If you believe the inspirational messages of positive thinkers,
then whose fault is it if you don't march upward from highs to
higher highs? What do we conclude when our marriages turn out
to be less than we romanticized, when we are less successful than
we dreamed?
At
such times, we have only ourselves to blame. When the dream collapses,
the biggest dreamers often fall the hardest. Limitless optimism
breeds endless frustrations.
The
recipe for well-being, then, requires neither positive nor negative
thinking alone, but a mix of ample optimism to provide hope, a
dash of pessimism to prevent complacency, and enough realism to
discriminate those things we can control from those we cannot.
III:
Extroversion: Happy People Are Outgoing
In
study after study, extroverts--social, outgoing people--report
greater happiness and satisfaction with life. The explanation
seems partly temperamental. "Extroverts are simply more cheerful
and high-spirited," report National Institute of Aging researchers
Paul Costa and Robert McCrae. Self-assured people who walk into
a room full of strangers and warmly introduce themselves may also
be more accepting of themselves. Liking themselves, they are confident
that others will like them, too.
Such
attitudes tend also to be self-fulfilling, leading extroverts
to experience more positive events. When University of Illinois
researchers Ed Diener and Keith Magnus studied students at the
undergraduate level and then again four years later as alumni,
they found that life had treated extroverts more kindly. Compared
to introverts, extroverts were more likely to have gotten married,
found good jobs, and made new, close friends.
Extroverted
people are more involved with others. They have a larger circle
of friends and they more often engage in rewarding social activities.

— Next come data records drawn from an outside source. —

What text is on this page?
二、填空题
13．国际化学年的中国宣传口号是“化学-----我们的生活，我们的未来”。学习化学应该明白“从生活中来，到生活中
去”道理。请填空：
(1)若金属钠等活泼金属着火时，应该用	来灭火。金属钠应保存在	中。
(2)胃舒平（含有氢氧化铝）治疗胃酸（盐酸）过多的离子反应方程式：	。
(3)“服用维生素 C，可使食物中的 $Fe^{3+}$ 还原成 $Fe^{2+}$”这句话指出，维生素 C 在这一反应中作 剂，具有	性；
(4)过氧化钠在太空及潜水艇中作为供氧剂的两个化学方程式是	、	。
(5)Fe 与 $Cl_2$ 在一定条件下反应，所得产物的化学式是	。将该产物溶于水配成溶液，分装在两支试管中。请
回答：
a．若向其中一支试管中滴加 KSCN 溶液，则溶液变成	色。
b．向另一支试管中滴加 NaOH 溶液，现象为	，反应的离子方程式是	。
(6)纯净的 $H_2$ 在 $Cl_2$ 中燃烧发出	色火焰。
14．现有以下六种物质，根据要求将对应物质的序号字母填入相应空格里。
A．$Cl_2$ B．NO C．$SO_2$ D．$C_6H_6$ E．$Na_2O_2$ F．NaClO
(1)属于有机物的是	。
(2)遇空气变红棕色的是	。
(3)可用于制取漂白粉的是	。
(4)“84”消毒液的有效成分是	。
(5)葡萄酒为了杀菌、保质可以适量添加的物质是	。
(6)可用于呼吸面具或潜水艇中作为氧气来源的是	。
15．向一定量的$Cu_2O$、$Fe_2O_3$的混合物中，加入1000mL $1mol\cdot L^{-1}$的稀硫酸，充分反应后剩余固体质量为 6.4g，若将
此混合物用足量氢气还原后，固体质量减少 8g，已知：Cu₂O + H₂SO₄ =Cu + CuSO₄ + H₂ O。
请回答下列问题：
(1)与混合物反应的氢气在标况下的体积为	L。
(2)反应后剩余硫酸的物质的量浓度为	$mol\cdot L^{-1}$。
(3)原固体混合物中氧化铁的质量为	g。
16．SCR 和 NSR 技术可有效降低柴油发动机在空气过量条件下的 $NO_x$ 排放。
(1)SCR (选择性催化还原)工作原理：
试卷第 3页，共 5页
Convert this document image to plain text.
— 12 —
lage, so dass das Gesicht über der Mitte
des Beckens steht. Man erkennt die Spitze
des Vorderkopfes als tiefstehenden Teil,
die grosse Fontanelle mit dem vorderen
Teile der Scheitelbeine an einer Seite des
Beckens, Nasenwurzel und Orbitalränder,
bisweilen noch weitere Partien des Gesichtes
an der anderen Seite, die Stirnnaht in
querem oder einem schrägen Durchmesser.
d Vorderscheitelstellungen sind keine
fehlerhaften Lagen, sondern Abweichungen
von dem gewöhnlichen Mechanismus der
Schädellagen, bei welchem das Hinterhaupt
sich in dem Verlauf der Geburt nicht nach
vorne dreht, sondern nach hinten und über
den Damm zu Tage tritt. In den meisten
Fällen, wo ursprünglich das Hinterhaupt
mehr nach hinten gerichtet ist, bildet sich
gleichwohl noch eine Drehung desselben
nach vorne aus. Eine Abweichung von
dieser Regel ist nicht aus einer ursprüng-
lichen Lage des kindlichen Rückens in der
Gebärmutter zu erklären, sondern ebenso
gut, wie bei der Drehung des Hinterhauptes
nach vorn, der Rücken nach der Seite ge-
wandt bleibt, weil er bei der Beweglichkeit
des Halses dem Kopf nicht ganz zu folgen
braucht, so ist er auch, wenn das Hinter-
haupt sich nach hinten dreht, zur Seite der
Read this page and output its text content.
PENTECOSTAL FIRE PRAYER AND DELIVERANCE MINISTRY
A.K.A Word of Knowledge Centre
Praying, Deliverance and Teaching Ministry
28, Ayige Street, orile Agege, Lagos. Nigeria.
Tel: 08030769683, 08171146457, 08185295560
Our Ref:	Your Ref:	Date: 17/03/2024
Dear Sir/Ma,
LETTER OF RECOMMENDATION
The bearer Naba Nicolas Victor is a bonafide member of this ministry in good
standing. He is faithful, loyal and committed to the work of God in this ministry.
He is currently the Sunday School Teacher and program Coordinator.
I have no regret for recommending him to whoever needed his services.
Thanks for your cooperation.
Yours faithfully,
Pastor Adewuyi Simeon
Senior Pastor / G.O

They experience more affection and enjoy greater social support--an
important wellspring of well-being.
IV:
Personal Control: Happy People Believe They Choose Their Destinies
Summarizing
the University of Michigan's nationwide surveys, researcher Angus
Campbell commented that "having a strong sense of controlling
one's life is a more dependable predictor of positive feelings
of well-being than any of the objective conditions of life we
have considered." And the 15 percent of Americans who feel
in control of their lives and feel satisfied with themselves have
"extraordinarily positive feelings of happiness."
Consider
your own sense of personal control. Would you agree with the statement
that "I don't have enough control over the direction my life
is taking" or that "What happens to me is my own doing"?
That "The world is run by a few powerful people" or
that "The average person can influence government decisions"?
Those whose responses to such statements reveal an "internal
locus of control" typically achieve more in school, cope
better with stress, and live more happily.
Increasing
people's control can noticeably improve their health and morale
as well. One study by Yale psychologist Judith Rodin encouraged
nursing-home patients to exert more control--to make choices about
their environment and to influence policy. As a result, 93 percent
became more alert, active, and happy. Similar results have been
observed after allowing prisoners to move chairs and control the
lights and TV, and after enabling workers to participate in decision
making.
Happy,
too, are those who gain the sense of control that comes with effective
management of one's time. Unoccupied time, especially for out-of-work
people who aren't able to plan and fill their time, is unsatisfying.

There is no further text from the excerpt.